Tuesday, September 27, 2005

A protest song, reloaded

By SARAH BOXER
New York Times News Service

Some songs have all the luck. They lead double, even triple lives, meaning everything to everyone, and meaning it passionately.

Last month, Green Day's Wake Me Up When September Ends was serving both as a protest song against the war in Iraq and as a patriotic ballad. It was (and still is) one of the most requested music videos on MTV. Now, thanks to the Internet, it is a song about the devastation that followed Katrina.

The song's original music video, made by Samuel Bayer (who also filmed the video of Nirvana's classic Smells Like Teen Spirit), is full of pathos and sap. It shows a young couple in love, then quarrelling and finally separated by war.

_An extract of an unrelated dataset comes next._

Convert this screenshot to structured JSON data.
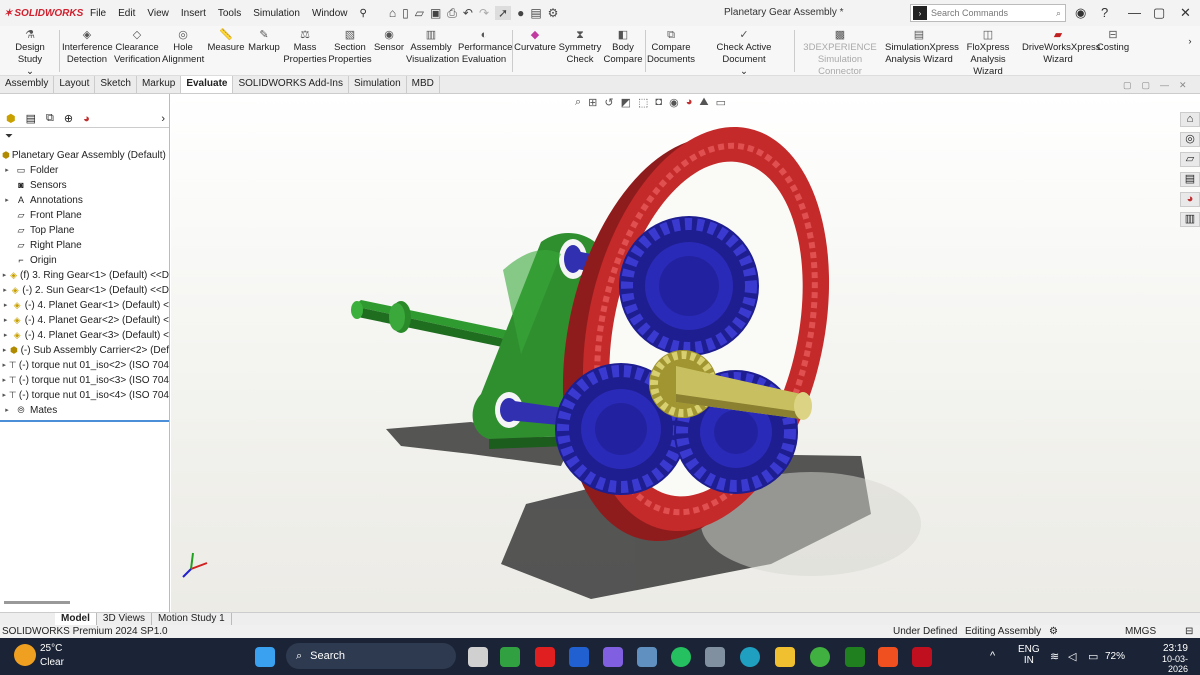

As the young man fights in Iraq thinking about sunnier days, the young woman sits home waiting and fretting.

Although the band intended the music video as an anti-war protest, Kelefa Sanneh, a pop music critic for The New York Times, pointed out that it also "works pretty well as a support-our-troops statement." One blogger recently posted the Green Day video with the tag Great Recruitment Video. Maybe he was being facetious, maybe not.

Today, it's the same old song with a different meaning. Two weeks ago, Karmagrrrl, a blogger also known as Zadi, paired the Green Day ballad with television news coverage of Katrina and posted it at her Web site, www.smashface.com/vlog. Her video fits the lyrics like a glove.

Karmagrrrl's video begins with a view of green trees out the window of a bus. "Summer has come and passed, the innocent can never last," the song goes. "Wake me up when September ends." On the floor of the bus, you see a pair of red sneakers toeing the headline "HELP US" on a folded copy of The New York Post from Sept. 1. The picture in the newspaper shows a pair of feet in cardboard sandals.

From that point on, Wake Me Up is set to images of Katrina seen on MSNBC, CNN and The Oprah Winfrey Show. As the rain rages on MSNBC, the song swells: "Here comes the rain again, falling from the stars." A streetlight falls onto the wet street: "Drenched in my pain again, becoming who we are." Videotape of corpses carried on stretchers goes with this lyric: "As my memory rests, but never forgets what I lost." It's almost too perfect.

In the video the song's lyrics seem weirdly prescient, even though parts of the song make no sense at all. "Like my father's come to pass, 20 years has gone so fast." What could that mean? Perhaps that touch of incoherence is the song's key to universality.

And what about the instrumental interludes? They have been filled with excerpts from President Bush's remarks to hurricane victims hundreds of miles away. In what is either a remarkable stroke of luck, or the vlogger's artistry, the president's halting, I'm-in-this-with-you cadence exactly fits the folksy rhythm and earnest feel of the music.

"I want the folks there on the Gulf Coast to know that the federal government is prepared to help you." It's as if the president were onstage with the band. "Right now the days seem awfully dark to those affected, but I'm confident that with time, you'll get your lives back in order."

Is it possible that Karmagrrrl is empathizing with Bush? Is it possible that this is a romantic video about America in mourning? A few images undo that suggestion. At a certain point in the video, you don't just see families waving for help, infants crying in their mother's arms and children in makeshift carts. You see women shouting obscenities at the camera.

Unlike the original Green Day video, which could be either pro-war or antiwar, this one sends a clear message. Yet what makes the Katrina video work is that it isn't totally obvious from the beginning.

It glides to an end with a long panorama of homeless people sitting on curbs and waiting for help. The song goes, "Wake me up when September ends, Wake me up when September ends, Wake me up when September ends." Rather gratuitously, after the music has stopped, the president's mother, speaking from Houston, gets the last gaffe: "So many of the people in the arena here, you know, were underprivileged anyway, and this is working very well for them." And it's a wrap.

By the way, Karmagrrrl is not alone. Around the same time she was joining Green Day's song to images of Katrina, two Houston rappers who collectively call themselves The Legendary K.O., Damien Randle and Micah Nickerson (who lives near the Houston Astrodome), made their own mash-up. They joined Kanye West's hit song Gold Digger with some of the ad-lib remarks that West made during an NBC telethon for hurricane relief, tossed in some more words, called it George Bush Doesn't Like Black People and posted it on the Internet.

It's now a hit on the radio and the Internet, and can be downloaded from various Web sites, including the rappers' own, www.k-otix.com. Already someone on the Internet named Black Lantern has added video. And there's no guessing about the sentiment.